Was Westbrook, who had a preseason platelet-rich plasma injection in his knee, playing through physical pain? Or was the notorious creature of habit disrupted by rule changes that threw off his free-throw routine? If so, had that crept into other parts of his game?
In the process of trying to integrate both Paul George and Carmelo Anthony, Westbrook seemed almost timid at times. He looked like he was thinking too much, as though he were calculating the square root of a large number while running a fast break. The man who played with the passion of Kevin Garnett in a smaller frame seemed unsettled.
Against the Warriors, Westbrook looked a whole lot more like his last season self. And the Thunder may find their groove because of it.
The Thunder star dropped 34 points, 10 rebounds, nine assists, multiple muscle flexes and a whole lot of trash talk on Golden State. Much of that was directed at former teammate and now-Warriors star Kevin Durant, though both tried to downplay the significance of the game beforehand.
However, it was clear both cared more than they'd ever admit. And though Westbrook's emotions can overwhelm him at times, he remained in check and seemed to channel that energy to his teammates.
"Oh yeah, he feeds off of anything," Durant said after the game when asked if Westbrook feeds off emotion. "He plays with a chip on his shoulder, and he has his whole career."

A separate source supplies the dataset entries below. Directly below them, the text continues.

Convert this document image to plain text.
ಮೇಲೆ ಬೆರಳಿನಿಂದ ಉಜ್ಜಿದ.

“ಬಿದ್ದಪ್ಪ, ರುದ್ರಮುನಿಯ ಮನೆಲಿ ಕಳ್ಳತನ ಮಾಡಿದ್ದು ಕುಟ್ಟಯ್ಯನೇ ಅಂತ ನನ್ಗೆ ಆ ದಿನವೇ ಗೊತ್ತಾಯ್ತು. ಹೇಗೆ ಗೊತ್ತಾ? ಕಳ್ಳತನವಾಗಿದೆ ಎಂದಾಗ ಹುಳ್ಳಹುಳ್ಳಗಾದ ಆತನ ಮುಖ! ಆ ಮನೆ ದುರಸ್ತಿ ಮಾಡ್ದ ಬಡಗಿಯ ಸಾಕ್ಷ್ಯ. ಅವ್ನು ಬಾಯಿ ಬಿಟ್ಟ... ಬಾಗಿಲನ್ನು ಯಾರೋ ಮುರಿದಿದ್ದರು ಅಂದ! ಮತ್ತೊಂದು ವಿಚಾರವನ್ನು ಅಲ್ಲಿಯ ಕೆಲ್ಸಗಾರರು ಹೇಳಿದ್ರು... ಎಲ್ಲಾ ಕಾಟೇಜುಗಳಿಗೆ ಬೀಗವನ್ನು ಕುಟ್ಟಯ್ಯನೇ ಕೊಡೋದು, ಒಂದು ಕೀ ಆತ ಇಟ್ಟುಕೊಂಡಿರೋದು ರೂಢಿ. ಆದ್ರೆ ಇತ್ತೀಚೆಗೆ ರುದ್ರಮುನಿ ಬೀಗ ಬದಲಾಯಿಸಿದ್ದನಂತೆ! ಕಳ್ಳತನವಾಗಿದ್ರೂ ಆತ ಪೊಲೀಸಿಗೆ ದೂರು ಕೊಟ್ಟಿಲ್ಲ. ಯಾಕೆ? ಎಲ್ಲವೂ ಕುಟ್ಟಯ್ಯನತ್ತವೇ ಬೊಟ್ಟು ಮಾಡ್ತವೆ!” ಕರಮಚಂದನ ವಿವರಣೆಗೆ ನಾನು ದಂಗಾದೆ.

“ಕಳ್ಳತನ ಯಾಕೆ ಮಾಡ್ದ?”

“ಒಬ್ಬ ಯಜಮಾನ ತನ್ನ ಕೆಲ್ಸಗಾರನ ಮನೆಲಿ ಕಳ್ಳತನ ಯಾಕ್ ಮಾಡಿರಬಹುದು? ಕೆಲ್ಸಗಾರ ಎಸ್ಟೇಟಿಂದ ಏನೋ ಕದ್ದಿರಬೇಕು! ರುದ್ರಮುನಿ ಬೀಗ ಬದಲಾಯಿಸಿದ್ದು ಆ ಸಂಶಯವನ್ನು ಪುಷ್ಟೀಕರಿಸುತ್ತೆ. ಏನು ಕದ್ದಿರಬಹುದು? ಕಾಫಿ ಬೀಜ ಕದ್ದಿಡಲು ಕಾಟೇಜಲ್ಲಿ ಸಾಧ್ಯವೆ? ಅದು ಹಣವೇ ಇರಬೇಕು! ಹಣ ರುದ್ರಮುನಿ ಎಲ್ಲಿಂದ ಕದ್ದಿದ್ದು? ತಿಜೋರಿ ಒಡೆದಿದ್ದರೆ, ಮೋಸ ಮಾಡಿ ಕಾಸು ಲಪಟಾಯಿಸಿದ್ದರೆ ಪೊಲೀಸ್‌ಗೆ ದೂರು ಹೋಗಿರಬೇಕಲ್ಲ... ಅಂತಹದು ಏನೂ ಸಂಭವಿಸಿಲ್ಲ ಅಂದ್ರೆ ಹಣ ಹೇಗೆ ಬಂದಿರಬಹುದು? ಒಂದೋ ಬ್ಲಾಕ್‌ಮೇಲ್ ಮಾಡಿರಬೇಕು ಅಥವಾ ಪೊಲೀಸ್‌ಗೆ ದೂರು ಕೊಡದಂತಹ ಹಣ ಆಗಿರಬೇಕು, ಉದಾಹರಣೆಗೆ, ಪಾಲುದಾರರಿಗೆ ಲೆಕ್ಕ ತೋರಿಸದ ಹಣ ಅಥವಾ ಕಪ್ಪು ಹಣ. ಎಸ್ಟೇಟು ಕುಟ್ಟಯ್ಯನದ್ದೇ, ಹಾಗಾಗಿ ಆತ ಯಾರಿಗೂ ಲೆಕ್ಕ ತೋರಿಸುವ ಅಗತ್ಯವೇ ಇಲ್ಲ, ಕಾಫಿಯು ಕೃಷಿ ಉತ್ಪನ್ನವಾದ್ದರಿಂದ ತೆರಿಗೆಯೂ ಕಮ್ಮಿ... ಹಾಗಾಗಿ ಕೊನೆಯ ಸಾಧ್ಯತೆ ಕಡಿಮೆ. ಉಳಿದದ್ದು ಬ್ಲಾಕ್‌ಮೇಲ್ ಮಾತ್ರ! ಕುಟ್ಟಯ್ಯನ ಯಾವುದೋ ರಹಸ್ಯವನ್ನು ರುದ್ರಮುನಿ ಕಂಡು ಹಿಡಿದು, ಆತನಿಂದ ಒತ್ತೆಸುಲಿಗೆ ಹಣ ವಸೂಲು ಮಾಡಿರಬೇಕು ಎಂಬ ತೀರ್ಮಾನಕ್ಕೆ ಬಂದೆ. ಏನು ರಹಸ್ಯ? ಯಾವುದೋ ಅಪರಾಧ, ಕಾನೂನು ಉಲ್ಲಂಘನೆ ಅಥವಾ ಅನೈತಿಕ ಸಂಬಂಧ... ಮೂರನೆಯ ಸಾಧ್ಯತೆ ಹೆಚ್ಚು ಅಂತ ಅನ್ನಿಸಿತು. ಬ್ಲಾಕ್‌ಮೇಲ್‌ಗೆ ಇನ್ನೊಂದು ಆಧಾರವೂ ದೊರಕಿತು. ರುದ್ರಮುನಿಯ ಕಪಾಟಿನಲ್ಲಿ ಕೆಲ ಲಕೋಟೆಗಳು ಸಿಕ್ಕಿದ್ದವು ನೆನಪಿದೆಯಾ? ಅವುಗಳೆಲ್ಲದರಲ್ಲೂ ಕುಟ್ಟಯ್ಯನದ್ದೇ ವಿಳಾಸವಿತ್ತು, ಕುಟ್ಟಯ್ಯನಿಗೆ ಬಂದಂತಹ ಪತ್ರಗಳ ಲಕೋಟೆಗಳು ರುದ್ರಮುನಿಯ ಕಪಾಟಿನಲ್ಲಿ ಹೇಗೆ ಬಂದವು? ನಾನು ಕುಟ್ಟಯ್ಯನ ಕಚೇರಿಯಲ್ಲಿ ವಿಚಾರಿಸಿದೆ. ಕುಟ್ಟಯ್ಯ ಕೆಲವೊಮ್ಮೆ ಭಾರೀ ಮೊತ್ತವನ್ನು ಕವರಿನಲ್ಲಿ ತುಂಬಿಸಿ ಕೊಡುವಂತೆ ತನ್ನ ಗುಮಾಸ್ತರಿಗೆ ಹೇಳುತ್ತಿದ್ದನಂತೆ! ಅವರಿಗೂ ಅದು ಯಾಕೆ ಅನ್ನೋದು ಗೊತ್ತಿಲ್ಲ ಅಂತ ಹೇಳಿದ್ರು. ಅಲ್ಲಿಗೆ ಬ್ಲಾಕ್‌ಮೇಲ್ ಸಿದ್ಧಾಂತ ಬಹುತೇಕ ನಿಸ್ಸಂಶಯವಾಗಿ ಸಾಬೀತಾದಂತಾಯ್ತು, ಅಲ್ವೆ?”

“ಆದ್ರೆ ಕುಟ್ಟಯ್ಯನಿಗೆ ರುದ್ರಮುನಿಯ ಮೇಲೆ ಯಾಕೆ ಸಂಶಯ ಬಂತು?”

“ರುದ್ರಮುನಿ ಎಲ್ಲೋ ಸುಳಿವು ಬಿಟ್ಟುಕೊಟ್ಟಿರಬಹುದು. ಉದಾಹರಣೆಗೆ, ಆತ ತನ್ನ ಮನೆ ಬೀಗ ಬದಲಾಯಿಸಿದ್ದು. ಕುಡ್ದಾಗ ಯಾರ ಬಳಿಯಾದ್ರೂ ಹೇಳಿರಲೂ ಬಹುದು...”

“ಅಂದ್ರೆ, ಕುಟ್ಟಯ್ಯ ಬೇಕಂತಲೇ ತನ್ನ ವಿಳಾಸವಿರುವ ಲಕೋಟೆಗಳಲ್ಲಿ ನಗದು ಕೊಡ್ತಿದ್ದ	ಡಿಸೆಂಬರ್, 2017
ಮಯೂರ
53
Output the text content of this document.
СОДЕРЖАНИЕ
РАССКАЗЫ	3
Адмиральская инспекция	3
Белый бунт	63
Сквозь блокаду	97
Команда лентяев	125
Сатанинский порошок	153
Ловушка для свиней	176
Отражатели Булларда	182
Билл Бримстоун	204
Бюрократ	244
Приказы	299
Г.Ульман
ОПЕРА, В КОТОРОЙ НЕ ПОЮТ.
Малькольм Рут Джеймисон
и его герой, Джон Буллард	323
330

"They brought the energy, and they brought the juice," Warriors coach Steve Kerr said. "[Westbrook's] a great player. He controlled the game; he dominated."
With Westbrook playing decisively, the offense flourished. Anthony scored 22 points, and George added 20. Neither looked like they were socialistically divvying up shots with Westbrook.
The energy was evident defensively as George played suffocating defense, notching four steals and 10 deflections, throwing the Warriors offense crooked. Steven Adams' physical presence in the paint further frustrated Golden State, helping limit the Warriors to just 41.3 percent shooting and only seven offensive rebounds.
"The effort, the intensity, the way we played, just our disposition in the second half was very good," Thunder coach Billy Donovan said. "That's how we need to play. We did a lot of really good things, but there are things that we can get better at."
If Westbrook has rediscovered his comfort level again, the Thunder may have found a patch for one of its flaws. How well it holds depends on him.
"I go out and compete," Westbrook said after the game. "I'm gonna go out and play at a high level like I've been saying since day one, and that's what I do."